Я понял, что в России «быть в оппозиции» — значит любить и уважать Государя, что «быть бунтовщиком» в России — значит пойти и отстоять обедню, и, наконец, «поступить как Стенька Разин» — это дать в морду Михайловскому с его «2-мя именинами» (смеющийся рассказ Перцова). Я понял, что «Русские Ведомости» — это и есть служебный департамент, «все повышающий в чинах», что Елизавета Кускова — это и есть «чиновная дама», у которой все подходят «к ручке», так как она издавала высокопоставленный журнал «Без заглавия». Что «несет шлейф» вовсе не благородная, около нищих и проституток всю жизнь прожившая, княжна Дондукова-Корсакова (поразительна биография, — в книге Стасова о своей сестре), а «несут длинный трэн» эта же Елизавета Кускова, да Софья Ковалевская, и перед ними шествующие «кавалерственные дамы» с Засулич и Перовской во главе, которые великодушную и святую Дондукову-Корсакову даже но допустили «на аудиенцию к себе» в Шлиссельбурге. Тогда-то я понял, где оппозиция; что значит быть «с униженными и оскорбленными», что значит быть с «бедными людьми». Я понял, где корыто и где свиньи, и где — терновый венец, и гвозди, и мука.

Потом эта идиотическая цензура, как кислотой выедающая «православие, самодержавие и народность» из книг; непропуск моей статьи «О монархии», в параллель с покровительством социал-демократическим «Делу», «Русскому богатству» etc. Я вдруг опомнился и понял, что идет в России «кутеж и обман», что в ней встала левая «опричнина», завладевшая всею Россиею и плещущая купоросом в лицо каждому, кто не примкнет «к оппозиции с семгой», к «оппозиции с шампанским», к «оппозиции с Кутлером на 6-ти тысячной пенсии»…

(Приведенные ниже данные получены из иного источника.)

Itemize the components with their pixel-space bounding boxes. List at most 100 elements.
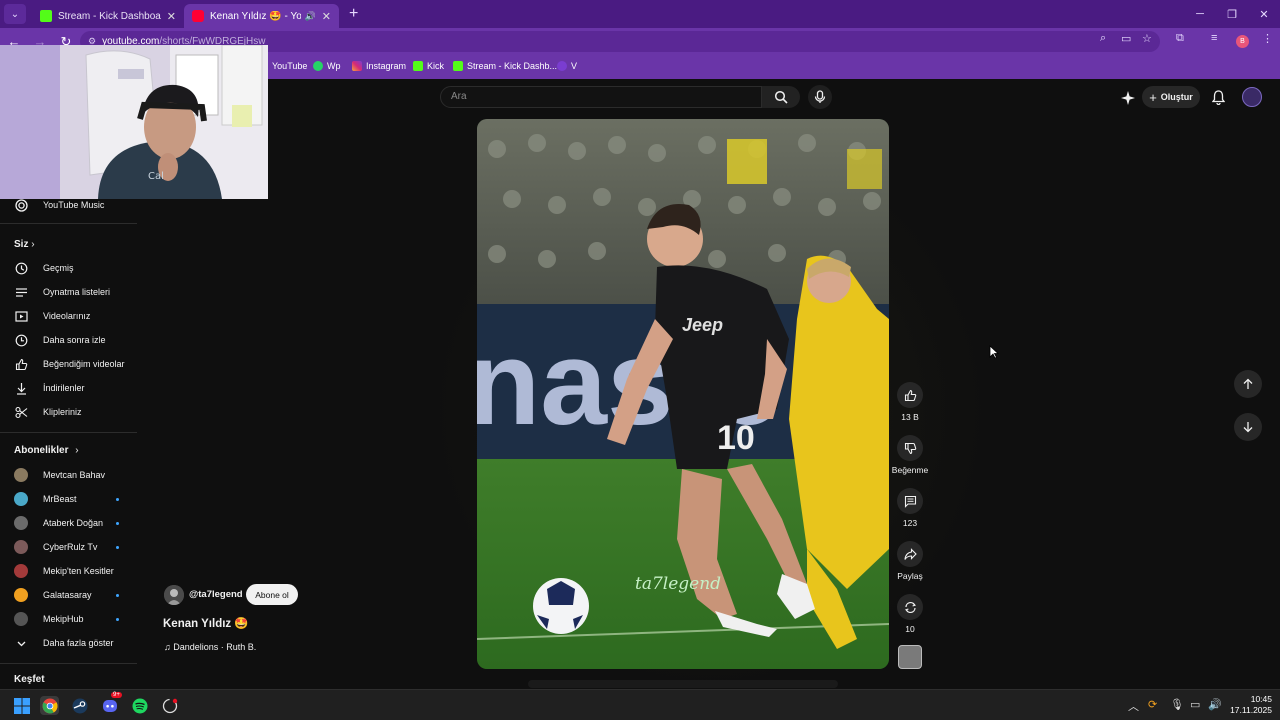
- close-tab-icon[interactable]: ✕: [322, 10, 331, 23]
- clock-app-icon: [162, 698, 177, 713]
- sidebar-subscription[interactable]: Ataberk Doğan: [0, 512, 137, 534]
- sidebar-subscription[interactable]: MekipHub: [0, 608, 137, 630]
- tray-sync-icon[interactable]: ⟳: [1148, 698, 1157, 711]
- channel-handle[interactable]: @ta7legend: [189, 589, 243, 600]
- sidebar-item-label: Videolarınız: [43, 311, 91, 321]
- tray-network-icon[interactable]: ▭: [1190, 698, 1200, 711]
- spotify-icon: [132, 698, 147, 713]
- channel-name: MekipHub: [43, 614, 84, 624]
- youtube-icon: [192, 10, 204, 22]
- bookmark-youtube[interactable]: YouTube: [272, 61, 307, 71]
- dislike-action[interactable]: Beğenme: [890, 435, 930, 475]
- section-heading: Siz: [14, 239, 29, 250]
- sidebar-item-youtube-music[interactable]: YouTube Music: [0, 194, 137, 216]
- previous-short-button[interactable]: [1234, 370, 1262, 398]
- tray-overflow-icon[interactable]: ︿: [1128, 698, 1139, 714]
- tab-search-menu-button[interactable]: ⌄: [4, 4, 26, 24]
- subscribe-button[interactable]: Abone ol: [246, 584, 298, 605]
- media-control-icon[interactable]: ≡: [1211, 32, 1217, 44]
- restore-button[interactable]: ❐: [1216, 0, 1248, 28]
- account-avatar[interactable]: [1242, 87, 1262, 107]
- bookmark-instagram[interactable]: Instagram: [352, 61, 406, 71]
- bookmark-kick[interactable]: Kick: [413, 61, 444, 71]
- chevron-down-icon: [14, 636, 28, 650]
- search-button[interactable]: [762, 86, 800, 108]
- next-short-button[interactable]: [1234, 413, 1262, 441]
- sidebar-section-subscriptions[interactable]: Abonelikler ›: [14, 445, 79, 456]
- short-music[interactable]: ♫ Dandelions · Ruth B.: [164, 642, 256, 652]
- zoom-icon[interactable]: ⌕: [1100, 32, 1106, 45]
- like-button[interactable]: [897, 382, 923, 408]
- video-progress-bar[interactable]: [528, 680, 838, 688]
- sound-thumbnail[interactable]: [898, 645, 922, 669]
- download-icon: [14, 381, 28, 395]
- voice-search-button[interactable]: [808, 85, 832, 109]
- shorts-video-player[interactable]: nastc 10 Jeep ta7legend: [477, 119, 889, 669]
- channel-avatar[interactable]: [164, 585, 184, 605]
- channel-avatar: [14, 564, 28, 578]
- short-title[interactable]: Kenan Yıldız 🤩: [163, 616, 249, 630]
- sidebar-item-liked-videos[interactable]: Beğendiğim videolar: [0, 353, 137, 375]
- sidebar-section-you[interactable]: Siz ›: [14, 239, 35, 250]
- instagram-icon: [352, 61, 362, 71]
- minimize-button[interactable]: ─: [1184, 0, 1216, 28]
- sidebar-divider: [0, 432, 137, 433]
- windows-start-button[interactable]: [12, 696, 31, 715]
- sidebar: YouTube Music Siz › Geçmiş Oynatma liste…: [0, 198, 137, 689]
- sidebar-show-more[interactable]: Daha fazla göster: [0, 632, 137, 654]
- windows-taskbar: 9+ ︿ ⟳ 🎙 ▭ 🔊 10:45 17.11.2025: [0, 689, 1280, 720]
- create-button[interactable]: + Oluştur: [1142, 86, 1200, 108]
- taskbar-discord[interactable]: 9+: [100, 692, 122, 715]
- discord-icon: [102, 699, 117, 712]
- remix-button[interactable]: [897, 594, 923, 620]
- comments-button[interactable]: [897, 488, 923, 514]
- gemini-sparkle-icon[interactable]: [1120, 90, 1135, 105]
- sidebar-subscription[interactable]: Galatasaray: [0, 584, 137, 606]
- extensions-icon[interactable]: ⧉: [1176, 32, 1184, 45]
- sidebar-item-downloads[interactable]: İndirilenler: [0, 377, 137, 399]
- speaker-icon[interactable]: 🔊: [305, 11, 316, 22]
- sidebar-item-history[interactable]: Geçmiş: [0, 257, 137, 279]
- taskbar-app[interactable]: [160, 696, 179, 715]
- sidebar-item-playlists[interactable]: Oynatma listeleri: [0, 281, 137, 303]
- tab-kick-dashboard[interactable]: Stream - Kick Dashboard ✕: [32, 4, 184, 28]
- taskbar-spotify[interactable]: [130, 696, 149, 715]
- channel-name: Ataberk Doğan: [43, 518, 104, 528]
- dislike-button[interactable]: [897, 435, 923, 461]
- profile-avatar[interactable]: B: [1236, 35, 1249, 48]
- tray-volume-icon[interactable]: 🔊: [1208, 698, 1222, 711]
- close-tab-icon[interactable]: ✕: [167, 10, 176, 23]
- close-window-button[interactable]: ✕: [1248, 0, 1280, 28]
- sidebar-item-your-videos[interactable]: Videolarınız: [0, 305, 137, 327]
- bookmark-star-icon[interactable]: ☆: [1142, 32, 1152, 45]
- new-content-dot: [116, 594, 119, 597]
- bookmark-whatsapp[interactable]: Wp: [313, 61, 341, 71]
- sidebar-subscription[interactable]: MrBeast: [0, 488, 137, 510]
- scissors-icon: [14, 405, 28, 419]
- cast-icon[interactable]: ▭: [1121, 32, 1131, 45]
- taskbar-steam[interactable]: [70, 696, 89, 715]
- browser-menu-icon[interactable]: ⋮: [1262, 32, 1273, 45]
- sidebar-subscription[interactable]: Mekip'ten Kesitler: [0, 560, 137, 582]
- bookmark-kick-dashboard[interactable]: Stream - Kick Dashb...: [453, 61, 557, 71]
- share-action[interactable]: Paylaş: [890, 541, 930, 581]
- comments-action[interactable]: 123: [890, 488, 930, 528]
- sidebar-item-clips[interactable]: Klipleriniz: [0, 401, 137, 423]
- thumbs-up-icon: [904, 389, 916, 401]
- like-action[interactable]: 13 B: [890, 382, 930, 422]
- remix-count: 10: [905, 624, 915, 634]
- sidebar-subscription[interactable]: CyberRulz Tv: [0, 536, 137, 558]
- tab-youtube-short[interactable]: Kenan Yıldız 🤩 - YouTube 🔊 ✕: [184, 4, 339, 28]
- search-input[interactable]: Ara: [440, 86, 762, 108]
- tray-microphone-icon[interactable]: 🎙: [1170, 698, 1184, 711]
- remix-action[interactable]: 10: [890, 594, 930, 634]
- notifications-bell-icon[interactable]: [1210, 89, 1226, 105]
- sidebar-subscription[interactable]: Mevtcan Bahav: [0, 464, 137, 486]
- kick-icon: [40, 10, 52, 22]
- bookmark-v[interactable]: V: [557, 61, 577, 71]
- sidebar-item-watch-later[interactable]: Daha sonra izle: [0, 329, 137, 351]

И пошел в ту тихую, бессильную, может быть, в самом деле имеющую быть затоптанною оппозицию, которая состоит в:

1) помолиться,

2) встать рано и работать.

(15 сентября 1912 г.).


* * *

Где, однако, погибло русское дело, русский дух? как все это (см. выше) могло стать? сделаться? произойти?

В официальности, торжественности и последующей «наградке».